Do wizyty Kerry'ego w Birmie doszło niespełna tydzień po tym, gdy administracja prezydenta Baracka Obamy zdjęła sankcje, którymi obłożnych zostało dziesięć państwowych firm i banków. Jednak władze USA pozostawiły w mocy restrykcje nałożone na handel i kontakty inwestycyjne z wciąż mającą duże wpływy w kraju armią.

USA uchyliły wieloletnie sankcje w sferze inwestycji i handlu w 2012 roku, gdy quasi-cywilny rząd w Birmie rozpoczął reformy polityczne i gospodarcze. Stany Zjednoczone utrzymały jednak restrykcje wobec kilkudziesięciu firm i biznesmenów, którzy sprzeciwiali się reformom albo byli zaangażowani w łamanie praw człowieka oraz handel sprzętem wojskowym z Koreą Północą - wskazuje agencja Associated Press. W dalszym ciągu USA utrzymują zakaz importu jadeitów i rubinów z Birmy.
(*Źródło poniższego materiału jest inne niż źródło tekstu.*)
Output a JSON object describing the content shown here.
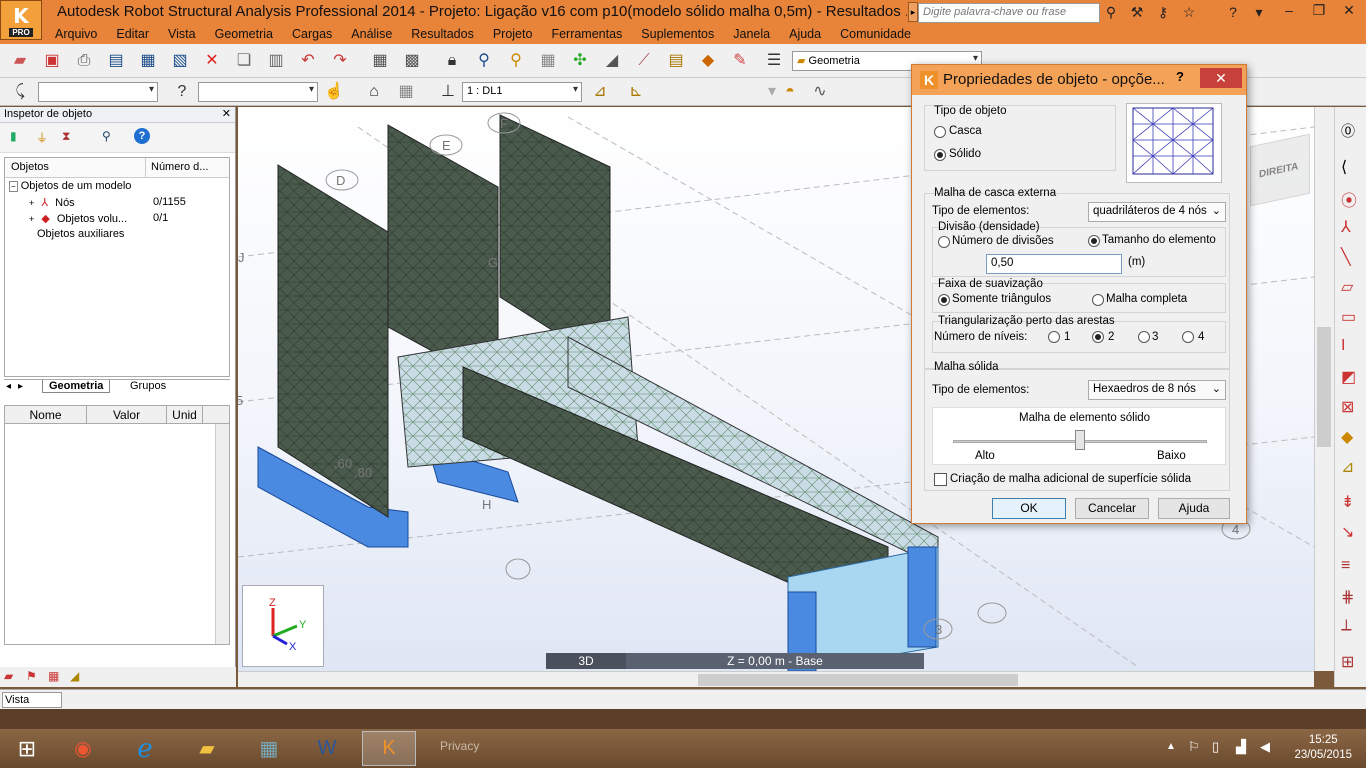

Kluczem do zniesienia pozostałych sankcji jest postęp Birmy, jeśli chodzi o podążanie drogą demokratyzacji - podkreślił amerykański sekretarz stanu. Dodał, że "bardzo trudne, wręcz niemożliwe, jest dokończenie tej podróży przy obecnie obowiązującej konstytucji".

Wezwał do zrewidowania ustawy zasadniczej z pełnym poszanowaniem władz cywilnych oraz jasnym rozdziałem kompetencji między różnymi resortami, a także ochroną praw mniejszości. Kerry poinformował, że poruszył te kwestie z dowódcą birmańskiej armii.

Suu Kyi oświadczyła, że jest przekona, iż pozostałe sankcje zostaną wkrótce zdjęte; dodała, że nie postrzega ich jako kary. "Nie obawiamy się sankcji, nie obawiamy się kontroli" - podkreśliła. "Nadejdzie czas, że Stany Zjednoczone będą wiedziały, że nie ma już miejsca na sankcje" - dodała.

W niedzielę Kerry udaje się do Wietnamu, gdzie dołączy do delegacji prezydenta Baracka Obamy, który oficjalną wizytę w tym kraju rozpoczyna w poniedziałek. (PAP)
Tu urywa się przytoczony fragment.